Melilla é a principal base da guerra. A população civil foge para Espanha, procurando segurança, e a cidade fica entregue aos soldados e às prostitutas, e a todos os géneros de vícios. Nos cafés compra-se o kif, a morfina e a cocaína.

“Melilla a silenciosa, Sodoma e Gomorra, a capital de todos os vícios coloniais, do álcool e do jogo, dos desfalques e enredos.”

Ainda hoje não é clara a razão pela qual Abdelkrim não conquistou Melilla. Se sobrestimou a sua guarnição, que era de apenas 1.800 homens, se temeu que toda a Espanha acorresse em seu auxílio ou se desejava deliberadamente manter a cidade em mãos espanholas.

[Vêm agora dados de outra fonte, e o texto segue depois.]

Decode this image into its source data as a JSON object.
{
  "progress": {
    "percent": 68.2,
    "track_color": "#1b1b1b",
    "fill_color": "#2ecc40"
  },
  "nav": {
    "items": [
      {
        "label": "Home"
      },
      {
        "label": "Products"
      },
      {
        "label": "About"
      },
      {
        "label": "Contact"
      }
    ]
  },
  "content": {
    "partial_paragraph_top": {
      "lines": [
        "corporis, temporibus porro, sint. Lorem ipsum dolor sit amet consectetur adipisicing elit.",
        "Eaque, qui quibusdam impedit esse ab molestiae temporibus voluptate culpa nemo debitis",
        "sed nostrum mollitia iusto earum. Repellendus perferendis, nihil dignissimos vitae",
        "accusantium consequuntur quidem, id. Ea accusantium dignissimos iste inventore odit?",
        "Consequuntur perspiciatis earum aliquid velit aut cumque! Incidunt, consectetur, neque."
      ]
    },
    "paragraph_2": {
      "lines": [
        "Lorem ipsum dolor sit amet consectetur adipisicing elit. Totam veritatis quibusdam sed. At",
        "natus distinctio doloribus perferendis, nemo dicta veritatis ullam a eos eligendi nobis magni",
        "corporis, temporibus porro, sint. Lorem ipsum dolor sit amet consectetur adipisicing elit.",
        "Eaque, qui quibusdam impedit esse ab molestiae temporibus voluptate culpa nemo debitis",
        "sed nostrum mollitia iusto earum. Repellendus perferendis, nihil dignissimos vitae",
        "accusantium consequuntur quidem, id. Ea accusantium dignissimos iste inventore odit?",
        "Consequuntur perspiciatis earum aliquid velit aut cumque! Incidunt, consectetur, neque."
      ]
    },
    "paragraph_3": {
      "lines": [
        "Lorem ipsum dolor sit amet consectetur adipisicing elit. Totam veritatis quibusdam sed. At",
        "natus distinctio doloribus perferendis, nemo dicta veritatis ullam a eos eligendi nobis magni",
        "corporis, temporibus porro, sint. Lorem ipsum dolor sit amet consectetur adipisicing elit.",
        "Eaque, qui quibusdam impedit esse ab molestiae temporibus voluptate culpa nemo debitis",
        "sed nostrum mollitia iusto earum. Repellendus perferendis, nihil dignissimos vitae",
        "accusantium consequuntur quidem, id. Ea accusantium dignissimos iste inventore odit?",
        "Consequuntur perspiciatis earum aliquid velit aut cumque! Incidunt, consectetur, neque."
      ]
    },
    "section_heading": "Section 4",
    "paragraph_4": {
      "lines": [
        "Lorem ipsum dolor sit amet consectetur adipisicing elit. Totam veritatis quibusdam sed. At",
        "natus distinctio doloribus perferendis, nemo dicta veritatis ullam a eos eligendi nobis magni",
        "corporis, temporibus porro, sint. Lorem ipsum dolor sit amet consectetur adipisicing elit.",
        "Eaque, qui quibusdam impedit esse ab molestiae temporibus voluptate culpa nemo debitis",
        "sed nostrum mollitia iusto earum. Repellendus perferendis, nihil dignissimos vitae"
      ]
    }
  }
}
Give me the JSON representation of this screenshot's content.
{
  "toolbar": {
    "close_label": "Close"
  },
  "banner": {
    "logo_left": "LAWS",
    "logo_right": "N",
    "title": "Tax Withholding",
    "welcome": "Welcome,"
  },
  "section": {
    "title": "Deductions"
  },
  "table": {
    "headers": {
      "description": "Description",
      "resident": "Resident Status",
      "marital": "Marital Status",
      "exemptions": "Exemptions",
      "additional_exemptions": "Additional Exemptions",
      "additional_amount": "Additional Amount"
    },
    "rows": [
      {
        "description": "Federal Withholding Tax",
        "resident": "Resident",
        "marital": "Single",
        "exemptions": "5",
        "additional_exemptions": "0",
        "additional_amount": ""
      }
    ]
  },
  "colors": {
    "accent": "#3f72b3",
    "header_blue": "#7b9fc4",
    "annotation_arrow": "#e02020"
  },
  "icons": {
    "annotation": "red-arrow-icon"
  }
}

A Guerra do Rif criou também os seus renegados. Soldados espanhóis que desertavam e se convertiam ao Islão, passando a viver com os rifenhos. Alguns deles, sobretudo os mais politizados, lutariam ao lado de Abdelkrim. É famoso o caso de um alemão de nome Josef Klemps, conhecido como o Peregrino Alemão, um artilheiro desertor da Legião Estrangeira francesa. Convertido e casado com quatro mulheres, este “aventureiro romântico” torna-se o chefe da artilharia de Abdelkrim, que lhe chama “o meu grande artilheiro”.

A ofensiva rifenha dirige-se para o País Gomara, reconquistando Chefchauen, a Cidade Santa.

Na zona Ocidental do Protectorado, no País Jebala, a actividade dos guerrilheiros aumenta, sucedendo-se as emboscadas na estrada entre Ceuta e Tetuan.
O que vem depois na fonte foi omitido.